Govier also called the book “pitch-perfect,” and wrote: “The place lends itself beautifully to a long and confabulating tale featuring naked white men who slide out of whales’ bellies and never lose the fishy smell, children who are sealed in love over a few shared words and never fall out of it until their dying day, ghosts of repentant murderers, usurers who get their ears cut off, connivers who cheat the dying, and so forth. . . . It’s all well told and strangely credible, despite the magic.”

Samantha Hunt, whose own fiction has featured fantastical elements, says, “Crummey . . . will delight readers who like to plumb the depths of northern bleakness: families surviving, or not, on potatoes and salt; mothers who have planted gardens of children; and a beautiful young woman who insists on having all her healthy teeth pulled out so that they won’t cause her trouble later. Like the two-faced ocean they pull their living from, Crummey’s characters in this multi-generational unwinding are icy and surprising.”

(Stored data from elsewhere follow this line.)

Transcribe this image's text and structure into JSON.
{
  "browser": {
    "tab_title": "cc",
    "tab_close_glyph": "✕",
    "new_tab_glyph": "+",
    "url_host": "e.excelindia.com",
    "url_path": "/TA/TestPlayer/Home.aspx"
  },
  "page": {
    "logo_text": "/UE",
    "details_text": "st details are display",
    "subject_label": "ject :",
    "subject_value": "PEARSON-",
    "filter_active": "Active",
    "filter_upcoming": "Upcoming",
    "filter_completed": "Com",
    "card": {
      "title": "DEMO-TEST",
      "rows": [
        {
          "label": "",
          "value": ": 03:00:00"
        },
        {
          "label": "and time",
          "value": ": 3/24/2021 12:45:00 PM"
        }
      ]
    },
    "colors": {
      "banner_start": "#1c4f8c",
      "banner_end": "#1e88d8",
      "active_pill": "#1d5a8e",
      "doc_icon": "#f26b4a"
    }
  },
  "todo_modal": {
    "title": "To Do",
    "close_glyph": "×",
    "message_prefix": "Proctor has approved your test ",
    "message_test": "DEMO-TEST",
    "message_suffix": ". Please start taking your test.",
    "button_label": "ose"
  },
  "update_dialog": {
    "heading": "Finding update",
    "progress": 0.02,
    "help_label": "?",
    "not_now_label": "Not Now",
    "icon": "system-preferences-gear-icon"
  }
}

Lia Grainger says the setting is the star: “Crummey’s poetics are like the landscape he describes: stark and sparse, but punctuated with a wild richness that creates the impression of something carefully controlled yet on the verge of bursting.”

Finally, Steven Galloway is the clearest in his enthusiasm for Galore, and how it matches up to its influences:

Where Crummey’s first two novels took one or more characters and placed them in a historical context that allowed readers to see both the characters and Newfoundland, which is how most historical novels work, Galore achieves a far more difficult effect. The characters, plot and setting have been fused, in that this book isn’t so much about the people and the events and places that affect them as it is the folkloric sum of Newfoundland, and the characters, as individual and real and compelling as they are, are, for all their strangeness, archetypes, an odd and wonderful mash of biblical and pagan touchstones. It’s an incredibly difficult task to make characters such as these work as human beings as well as elements of folklore, and Crummey does it with as much skill and grace as Gabriel Garcia Márquez does in One Hundred Years of Solitude, a novel very much the forebear of this book.